Describe the larger security strategy that makes it so you can allow the mix of consumer devices.
Wessel: Generally my goal on security is to centralize as much as possible so I'm not trying to work on end-user devices. The end user devices are harder because you have to get to them -- you have to arrange to meet up with the user or get the device some other way -- so central security gateways are important. Good antivirus (AV) runs on our Exchange server as well as the AV on the device level. Our approach is to focus on e-mails coming in and out. I use a cloud-based archiving, spam and AV service called Mimecast. They receive all my mail and filter it, scan for malware and archive the messages before forwarding them to the Exchange server in my infrastructure. It has simplified my internal security procedures. There are fewer false positives. I almost never have to look in the queues like I used to for wanted e-mails that get trapped in the spam filter, and. I only get user calls about e-mails caught in the filter once a month.

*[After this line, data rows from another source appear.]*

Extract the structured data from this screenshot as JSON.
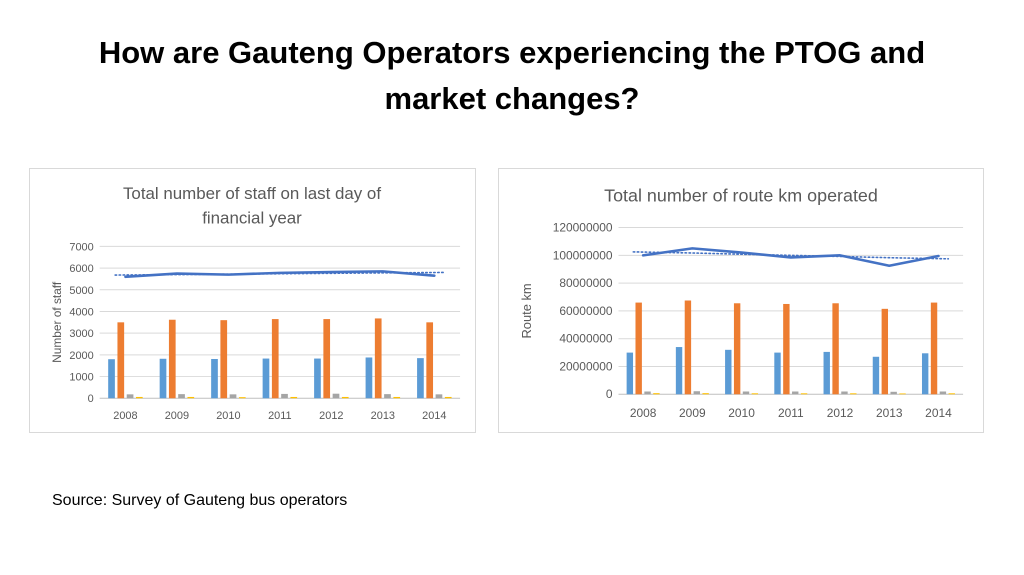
{
  "slide": {
    "title_line1": "How are Gauteng Operators experiencing the PTOG and",
    "title_line2": "market changes?",
    "source": "Source: Survey of Gauteng bus operators"
  },
  "colors": {
    "blue": "#5b9bd5",
    "orange": "#ed7d31",
    "gray": "#a5a5a5",
    "yellow": "#ffc000",
    "line": "#4472c4",
    "grid": "#d9d9d9",
    "title_text": "#595959",
    "tick_text": "#595959"
  },
  "chart_data": [
    {
      "type": "bar",
      "title_lines": [
        "Total number of staff on last day of",
        "financial year"
      ],
      "xlabel": "",
      "ylabel": "Number of staff",
      "categories": [
        "2008",
        "2009",
        "2010",
        "2011",
        "2012",
        "2013",
        "2014"
      ],
      "ylim": [
        0,
        7000
      ],
      "yticks": [
        0,
        1000,
        2000,
        3000,
        4000,
        5000,
        6000,
        7000
      ],
      "ytick_labels": [
        "0",
        "1000",
        "2000",
        "3000",
        "4000",
        "5000",
        "6000",
        "7000"
      ],
      "grid": true,
      "legend": "none",
      "series": [
        {
          "type": "bar",
          "color": "blue",
          "values": [
            1800,
            1820,
            1810,
            1830,
            1830,
            1880,
            1850
          ]
        },
        {
          "type": "bar",
          "color": "orange",
          "values": [
            3500,
            3620,
            3600,
            3650,
            3650,
            3680,
            3500
          ]
        },
        {
          "type": "bar",
          "color": "gray",
          "values": [
            180,
            190,
            180,
            200,
            210,
            190,
            180
          ]
        },
        {
          "type": "bar",
          "color": "yellow",
          "values": [
            60,
            60,
            50,
            60,
            60,
            60,
            60
          ]
        },
        {
          "type": "line",
          "color": "line",
          "values": [
            5600,
            5750,
            5700,
            5780,
            5820,
            5850,
            5650
          ]
        },
        {
          "type": "trendline",
          "color": "line",
          "dotted": true,
          "values": [
            5680,
            5700,
            5720,
            5740,
            5760,
            5780,
            5800
          ]
        }
      ]
    },
    {
      "type": "bar",
      "title_lines": [
        "Total number of route km operated"
      ],
      "xlabel": "",
      "ylabel": "Route km",
      "categories": [
        "2008",
        "2009",
        "2010",
        "2011",
        "2012",
        "2013",
        "2014"
      ],
      "ylim": [
        0,
        120000000
      ],
      "yticks": [
        0,
        20000000,
        40000000,
        60000000,
        80000000,
        100000000,
        120000000
      ],
      "ytick_labels": [
        "0",
        "20000000",
        "40000000",
        "60000000",
        "80000000",
        "100000000",
        "120000000"
      ],
      "grid": true,
      "legend": "none",
      "series": [
        {
          "type": "bar",
          "color": "blue",
          "values": [
            30000000,
            34000000,
            32000000,
            30000000,
            30500000,
            27000000,
            29500000
          ]
        },
        {
          "type": "bar",
          "color": "orange",
          "values": [
            66000000,
            67500000,
            65500000,
            65000000,
            65500000,
            61500000,
            66000000
          ]
        },
        {
          "type": "bar",
          "color": "gray",
          "values": [
            2000000,
            2200000,
            2000000,
            2000000,
            2000000,
            1800000,
            2000000
          ]
        },
        {
          "type": "bar",
          "color": "yellow",
          "values": [
            800000,
            800000,
            700000,
            700000,
            700000,
            600000,
            700000
          ]
        },
        {
          "type": "line",
          "color": "line",
          "values": [
            100000000,
            105000000,
            102000000,
            98500000,
            100000000,
            92500000,
            99500000
          ]
        },
        {
          "type": "trendline",
          "color": "line",
          "dotted": true,
          "values": [
            102500000,
            101700000,
            100800000,
            100000000,
            99200000,
            98300000,
            97500000
          ]
        }
      ]
    }
  ]
}
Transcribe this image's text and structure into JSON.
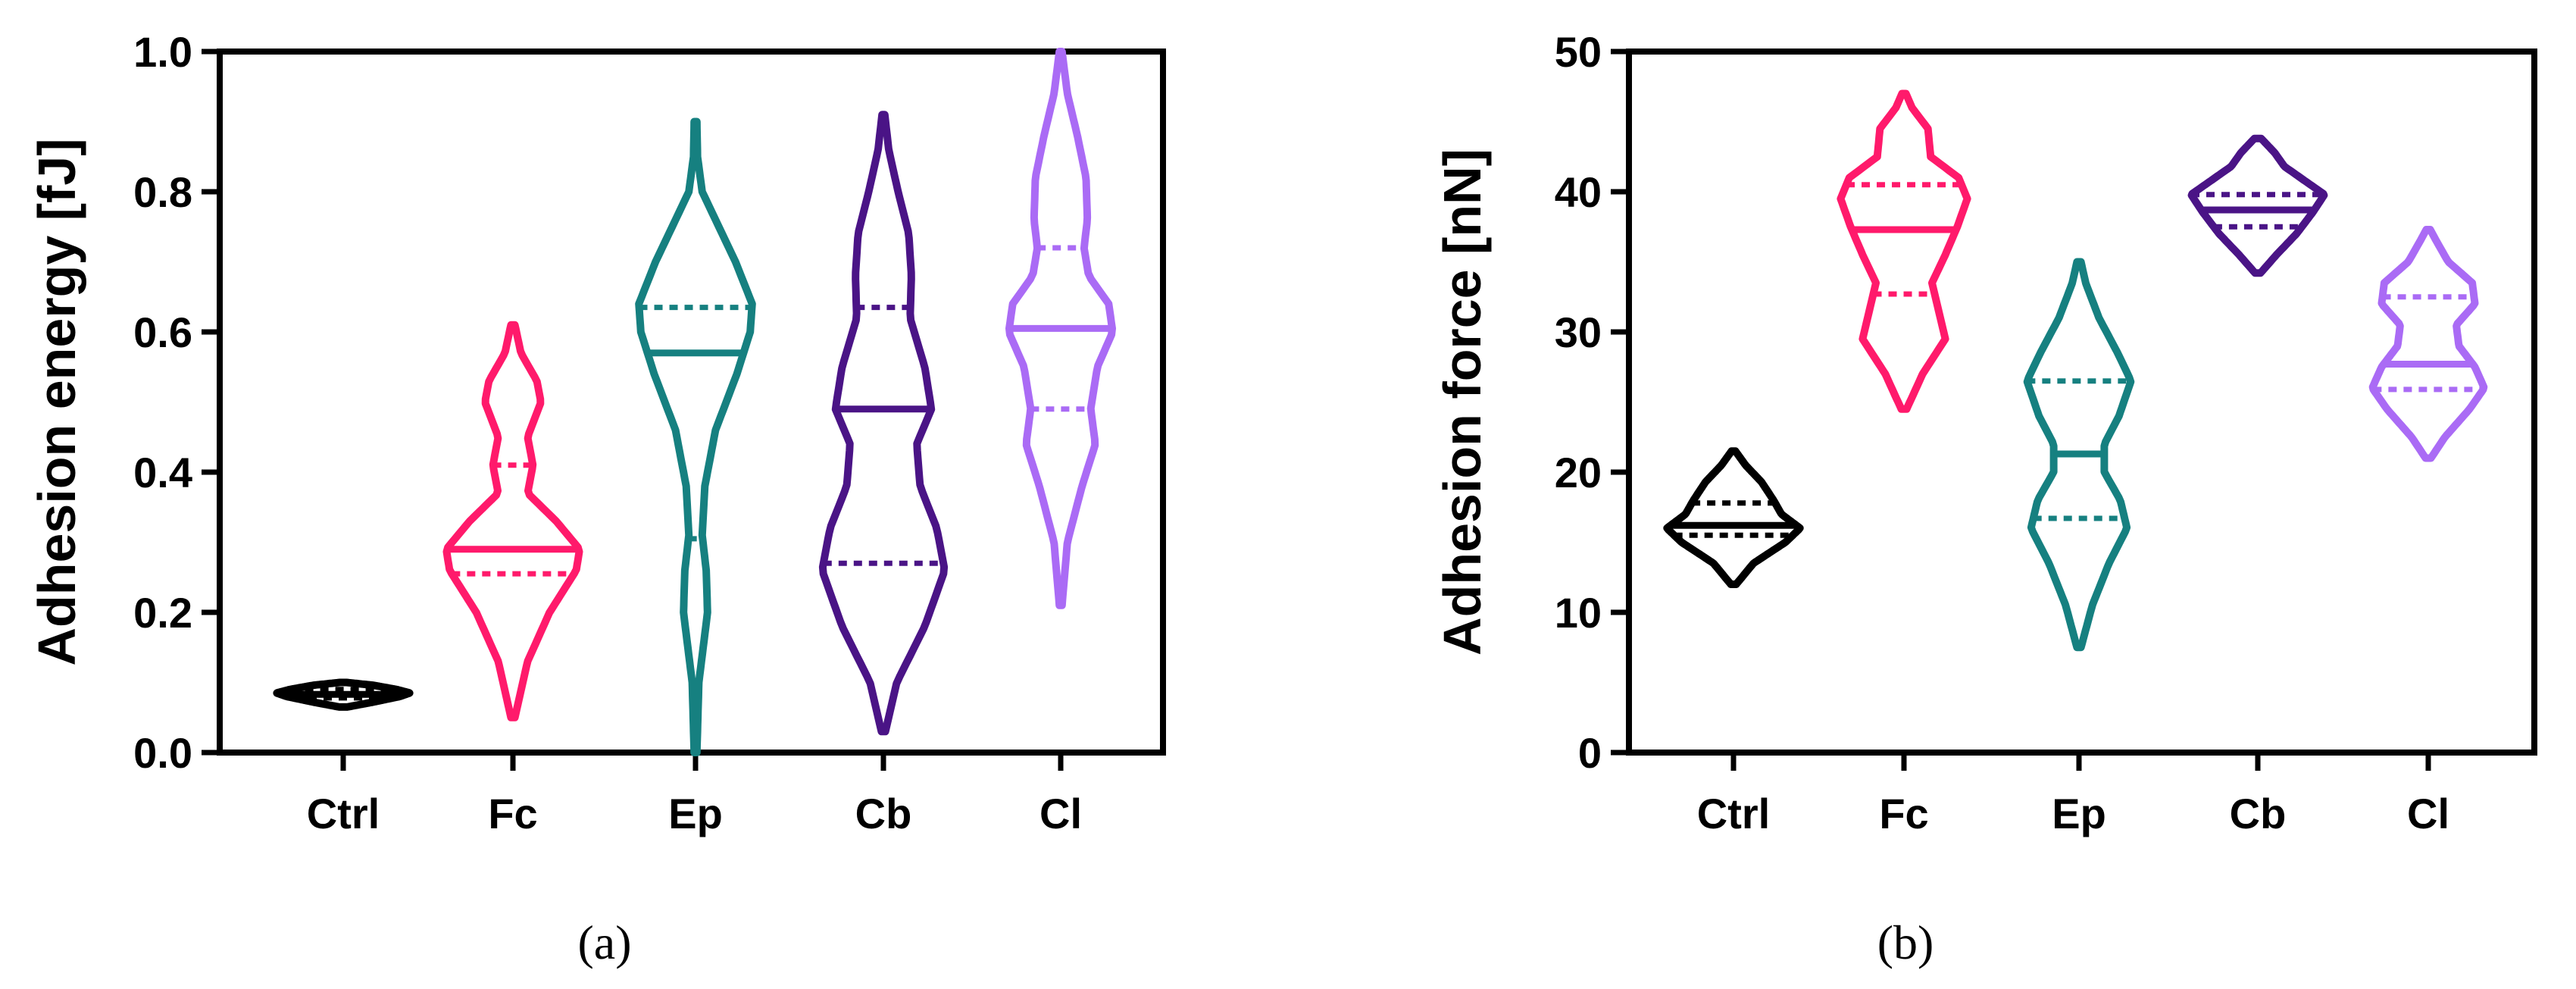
{
  "panel_labels": [
    "(a)",
    "(b)"
  ],
  "chart_data": [
    {
      "type": "violin",
      "panel": "(a)",
      "title": "",
      "xlabel": "",
      "ylabel": "Adhesion energy [fJ]",
      "ylim": [
        0,
        1.0
      ],
      "yticks": [
        "0.0",
        "0.2",
        "0.4",
        "0.6",
        "0.8",
        "1.0"
      ],
      "grid": false,
      "categories": [
        "Ctrl",
        "Fc",
        "Ep",
        "Cb",
        "Cl"
      ],
      "series": [
        {
          "category": "Ctrl",
          "color": "#000000",
          "min": 0.065,
          "q1": 0.078,
          "median": 0.083,
          "q3": 0.09,
          "max": 0.1,
          "profile": [
            [
              0.065,
              0.06
            ],
            [
              0.072,
              0.45
            ],
            [
              0.08,
              0.85
            ],
            [
              0.085,
              1.0
            ],
            [
              0.09,
              0.8
            ],
            [
              0.096,
              0.45
            ],
            [
              0.1,
              0.05
            ]
          ]
        },
        {
          "category": "Fc",
          "color": "#ff1a6b",
          "min": 0.05,
          "q1": 0.255,
          "median": 0.29,
          "q3": 0.41,
          "max": 0.61,
          "profile": [
            [
              0.05,
              0.03
            ],
            [
              0.13,
              0.22
            ],
            [
              0.2,
              0.55
            ],
            [
              0.26,
              0.95
            ],
            [
              0.29,
              1.0
            ],
            [
              0.33,
              0.65
            ],
            [
              0.37,
              0.22
            ],
            [
              0.41,
              0.3
            ],
            [
              0.45,
              0.22
            ],
            [
              0.5,
              0.42
            ],
            [
              0.53,
              0.36
            ],
            [
              0.57,
              0.12
            ],
            [
              0.61,
              0.03
            ]
          ]
        },
        {
          "category": "Ep",
          "color": "#168080",
          "min": 0.0,
          "q1": 0.305,
          "median": 0.57,
          "q3": 0.635,
          "max": 0.9,
          "profile": [
            [
              0.0,
              0.02
            ],
            [
              0.1,
              0.05
            ],
            [
              0.2,
              0.18
            ],
            [
              0.26,
              0.16
            ],
            [
              0.31,
              0.1
            ],
            [
              0.38,
              0.14
            ],
            [
              0.46,
              0.3
            ],
            [
              0.54,
              0.62
            ],
            [
              0.6,
              0.82
            ],
            [
              0.64,
              0.85
            ],
            [
              0.7,
              0.6
            ],
            [
              0.76,
              0.3
            ],
            [
              0.8,
              0.1
            ],
            [
              0.85,
              0.03
            ],
            [
              0.9,
              0.02
            ]
          ]
        },
        {
          "category": "Cb",
          "color": "#4a1486",
          "min": 0.03,
          "q1": 0.27,
          "median": 0.49,
          "q3": 0.635,
          "max": 0.91,
          "profile": [
            [
              0.03,
              0.03
            ],
            [
              0.1,
              0.2
            ],
            [
              0.18,
              0.62
            ],
            [
              0.26,
              0.92
            ],
            [
              0.32,
              0.8
            ],
            [
              0.38,
              0.55
            ],
            [
              0.44,
              0.5
            ],
            [
              0.49,
              0.72
            ],
            [
              0.55,
              0.62
            ],
            [
              0.62,
              0.4
            ],
            [
              0.68,
              0.42
            ],
            [
              0.74,
              0.38
            ],
            [
              0.8,
              0.22
            ],
            [
              0.86,
              0.08
            ],
            [
              0.91,
              0.02
            ]
          ]
        },
        {
          "category": "Cl",
          "color": "#aa6bf5",
          "min": 0.21,
          "q1": 0.49,
          "median": 0.605,
          "q3": 0.72,
          "max": 1.0,
          "profile": [
            [
              0.21,
              0.02
            ],
            [
              0.3,
              0.1
            ],
            [
              0.38,
              0.32
            ],
            [
              0.44,
              0.52
            ],
            [
              0.49,
              0.45
            ],
            [
              0.55,
              0.55
            ],
            [
              0.6,
              0.78
            ],
            [
              0.64,
              0.72
            ],
            [
              0.68,
              0.42
            ],
            [
              0.72,
              0.35
            ],
            [
              0.76,
              0.4
            ],
            [
              0.82,
              0.38
            ],
            [
              0.88,
              0.25
            ],
            [
              0.94,
              0.1
            ],
            [
              1.0,
              0.02
            ]
          ]
        }
      ]
    },
    {
      "type": "violin",
      "panel": "(b)",
      "title": "",
      "xlabel": "",
      "ylabel": "Adhesion force [nN]",
      "ylim": [
        0,
        50
      ],
      "yticks": [
        "0",
        "10",
        "20",
        "30",
        "40",
        "50"
      ],
      "grid": false,
      "categories": [
        "Ctrl",
        "Fc",
        "Ep",
        "Cb",
        "Cl"
      ],
      "series": [
        {
          "category": "Ctrl",
          "color": "#000000",
          "min": 12,
          "q1": 15.5,
          "median": 16.2,
          "q3": 17.8,
          "max": 21.5,
          "profile": [
            [
              12,
              0.04
            ],
            [
              13.5,
              0.3
            ],
            [
              15,
              0.78
            ],
            [
              16,
              1.0
            ],
            [
              17,
              0.72
            ],
            [
              18,
              0.6
            ],
            [
              19.3,
              0.42
            ],
            [
              20.5,
              0.18
            ],
            [
              21.5,
              0.03
            ]
          ]
        },
        {
          "category": "Fc",
          "color": "#ff1a6b",
          "min": 24.5,
          "q1": 32.7,
          "median": 37.3,
          "q3": 40.5,
          "max": 47,
          "profile": [
            [
              24.5,
              0.04
            ],
            [
              27,
              0.28
            ],
            [
              29.5,
              0.62
            ],
            [
              31.5,
              0.52
            ],
            [
              33.5,
              0.42
            ],
            [
              35.5,
              0.62
            ],
            [
              37.5,
              0.8
            ],
            [
              39.5,
              0.95
            ],
            [
              41,
              0.82
            ],
            [
              42.5,
              0.4
            ],
            [
              44.5,
              0.36
            ],
            [
              46,
              0.12
            ],
            [
              47,
              0.03
            ]
          ]
        },
        {
          "category": "Ep",
          "color": "#168080",
          "min": 7.5,
          "q1": 16.7,
          "median": 21.3,
          "q3": 26.5,
          "max": 35,
          "profile": [
            [
              7.5,
              0.03
            ],
            [
              10.5,
              0.2
            ],
            [
              13.5,
              0.45
            ],
            [
              16,
              0.72
            ],
            [
              18,
              0.62
            ],
            [
              20,
              0.38
            ],
            [
              22,
              0.38
            ],
            [
              24,
              0.6
            ],
            [
              26.5,
              0.78
            ],
            [
              28.5,
              0.58
            ],
            [
              31,
              0.3
            ],
            [
              33.5,
              0.1
            ],
            [
              35,
              0.03
            ]
          ]
        },
        {
          "category": "Cb",
          "color": "#4a1486",
          "min": 34.2,
          "q1": 37.5,
          "median": 38.7,
          "q3": 39.8,
          "max": 43.8,
          "profile": [
            [
              34.2,
              0.04
            ],
            [
              35.5,
              0.28
            ],
            [
              37,
              0.58
            ],
            [
              38.5,
              0.82
            ],
            [
              39.8,
              1.0
            ],
            [
              40.8,
              0.7
            ],
            [
              41.8,
              0.4
            ],
            [
              42.8,
              0.25
            ],
            [
              43.8,
              0.05
            ]
          ]
        },
        {
          "category": "Cl",
          "color": "#aa6bf5",
          "min": 21,
          "q1": 25.9,
          "median": 27.7,
          "q3": 32.5,
          "max": 37.3,
          "profile": [
            [
              21,
              0.04
            ],
            [
              22.5,
              0.25
            ],
            [
              24.5,
              0.62
            ],
            [
              26,
              0.84
            ],
            [
              27.5,
              0.7
            ],
            [
              29,
              0.46
            ],
            [
              30.5,
              0.42
            ],
            [
              32,
              0.7
            ],
            [
              33.5,
              0.66
            ],
            [
              35,
              0.3
            ],
            [
              36.5,
              0.12
            ],
            [
              37.3,
              0.03
            ]
          ]
        }
      ]
    }
  ]
}
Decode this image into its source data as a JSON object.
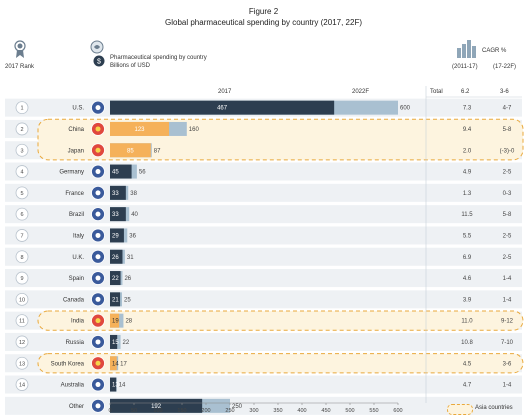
{
  "header": {
    "figure_label": "Figure 2",
    "title": "Global pharmaceutical spending by country (2017, 22F)",
    "rank_label": "2017 Rank",
    "spend_label_1": "Pharmaceutical spending by country",
    "spend_label_2": "Billions of USD",
    "cagr_label": "CAGR %",
    "cagr_period_1": "(2011-17)",
    "cagr_period_2": "(17-22F)",
    "col_2017": "2017",
    "col_2022": "2022F",
    "total_label": "Total",
    "total_cagr_1": "6.2",
    "total_cagr_2": "3-6"
  },
  "legend": {
    "asia_label": "Asia countries"
  },
  "colors": {
    "dark_bar": "#2d3e50",
    "asia_bar": "#f5b15a",
    "light_bar": "#a9c0d1",
    "row_bg": "#eef1f4",
    "highlight": "#e9a93c",
    "highlight_fill": "#fdf4df"
  },
  "icons": [
    "medal-icon",
    "pill-bottle-icon",
    "dollar-coin-icon",
    "bar-chart-icon"
  ],
  "chart_data": {
    "type": "bar",
    "orientation": "horizontal",
    "xlim": [
      0,
      600
    ],
    "xticks": [
      0,
      50,
      100,
      150,
      200,
      250,
      300,
      350,
      400,
      450,
      500,
      550,
      600
    ],
    "series": [
      {
        "name": "2017",
        "values": [
          467,
          123,
          85,
          45,
          33,
          33,
          29,
          26,
          22,
          21,
          19,
          15,
          14,
          13,
          192
        ]
      },
      {
        "name": "2022F",
        "values": [
          600,
          160,
          87,
          56,
          38,
          40,
          36,
          31,
          26,
          25,
          28,
          22,
          17,
          14,
          250
        ]
      }
    ],
    "rows": [
      {
        "rank": "1",
        "country": "U.S.",
        "v2017": 467,
        "v2022": 600,
        "cagr1": "7.3",
        "cagr2": "4-7",
        "asia": false,
        "flag": "us-flag-icon"
      },
      {
        "rank": "2",
        "country": "China",
        "v2017": 123,
        "v2022": 160,
        "cagr1": "9.4",
        "cagr2": "5-8",
        "asia": true,
        "flag": "china-flag-icon"
      },
      {
        "rank": "3",
        "country": "Japan",
        "v2017": 85,
        "v2022": 87,
        "cagr1": "2.0",
        "cagr2": "(-3)-0",
        "asia": true,
        "flag": "japan-flag-icon"
      },
      {
        "rank": "4",
        "country": "Germany",
        "v2017": 45,
        "v2022": 56,
        "cagr1": "4.9",
        "cagr2": "2-5",
        "asia": false,
        "flag": "germany-flag-icon"
      },
      {
        "rank": "5",
        "country": "France",
        "v2017": 33,
        "v2022": 38,
        "cagr1": "1.3",
        "cagr2": "0-3",
        "asia": false,
        "flag": "france-flag-icon"
      },
      {
        "rank": "6",
        "country": "Brazil",
        "v2017": 33,
        "v2022": 40,
        "cagr1": "11.5",
        "cagr2": "5-8",
        "asia": false,
        "flag": "brazil-flag-icon"
      },
      {
        "rank": "7",
        "country": "Italy",
        "v2017": 29,
        "v2022": 36,
        "cagr1": "5.5",
        "cagr2": "2-5",
        "asia": false,
        "flag": "italy-flag-icon"
      },
      {
        "rank": "8",
        "country": "U.K.",
        "v2017": 26,
        "v2022": 31,
        "cagr1": "6.9",
        "cagr2": "2-5",
        "asia": false,
        "flag": "uk-flag-icon"
      },
      {
        "rank": "9",
        "country": "Spain",
        "v2017": 22,
        "v2022": 26,
        "cagr1": "4.6",
        "cagr2": "1-4",
        "asia": false,
        "flag": "spain-flag-icon"
      },
      {
        "rank": "10",
        "country": "Canada",
        "v2017": 21,
        "v2022": 25,
        "cagr1": "3.9",
        "cagr2": "1-4",
        "asia": false,
        "flag": "canada-flag-icon"
      },
      {
        "rank": "11",
        "country": "India",
        "v2017": 19,
        "v2022": 28,
        "cagr1": "11.0",
        "cagr2": "9-12",
        "asia": true,
        "flag": "india-flag-icon"
      },
      {
        "rank": "12",
        "country": "Russia",
        "v2017": 15,
        "v2022": 22,
        "cagr1": "10.8",
        "cagr2": "7-10",
        "asia": false,
        "flag": "russia-flag-icon"
      },
      {
        "rank": "13",
        "country": "South Korea",
        "v2017": 14,
        "v2022": 17,
        "cagr1": "4.5",
        "cagr2": "3-6",
        "asia": true,
        "flag": "south-korea-flag-icon"
      },
      {
        "rank": "14",
        "country": "Australia",
        "v2017": 13,
        "v2022": 14,
        "cagr1": "4.7",
        "cagr2": "1-4",
        "asia": false,
        "flag": "australia-flag-icon"
      },
      {
        "rank": "",
        "country": "Other",
        "v2017": 192,
        "v2022": 250,
        "cagr1": "",
        "cagr2": "",
        "asia": false,
        "flag": "globe-icon"
      }
    ]
  }
}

Does the team's success of recent years mean you're having to filter many more e-mails?
Wessel: With the Celts doing well, e-mail continues to explode. Everyone continues to communicate that way, from the coaches to everyone in between like the folks in marketing. But the numbers are still very manageable: We get hundreds of e-mails a day, not hundreds of thousands as some might think.
Obviously the organization spends a lot of time on the road. How much trouble are the hotel Internet access points?
Wessel: Hotel networks are better than they used to be but not good by any means. The Macs seem immune for now, but on all the mobile devices I run more security. It uses up more CPU but I have to do it.
How are your users when it comes to security awareness. Are they a big target for social engineering?
Wessel: Slowly, users are beginning to use their heads more. They've realized they shouldn't click on any link they come across.
You mentioned Mimecast as your tool for messaging security. Who are your other security providers?
Wessel: Trend Micro is running on the Exchange server. Trend was always my end-user security vendor but what we have on the server is relatively new for us. And while e-mail is our main concern we also have to worry about the infections users can get from Web browsing. So we use Palo Alto Networks for Web content and malware filtering.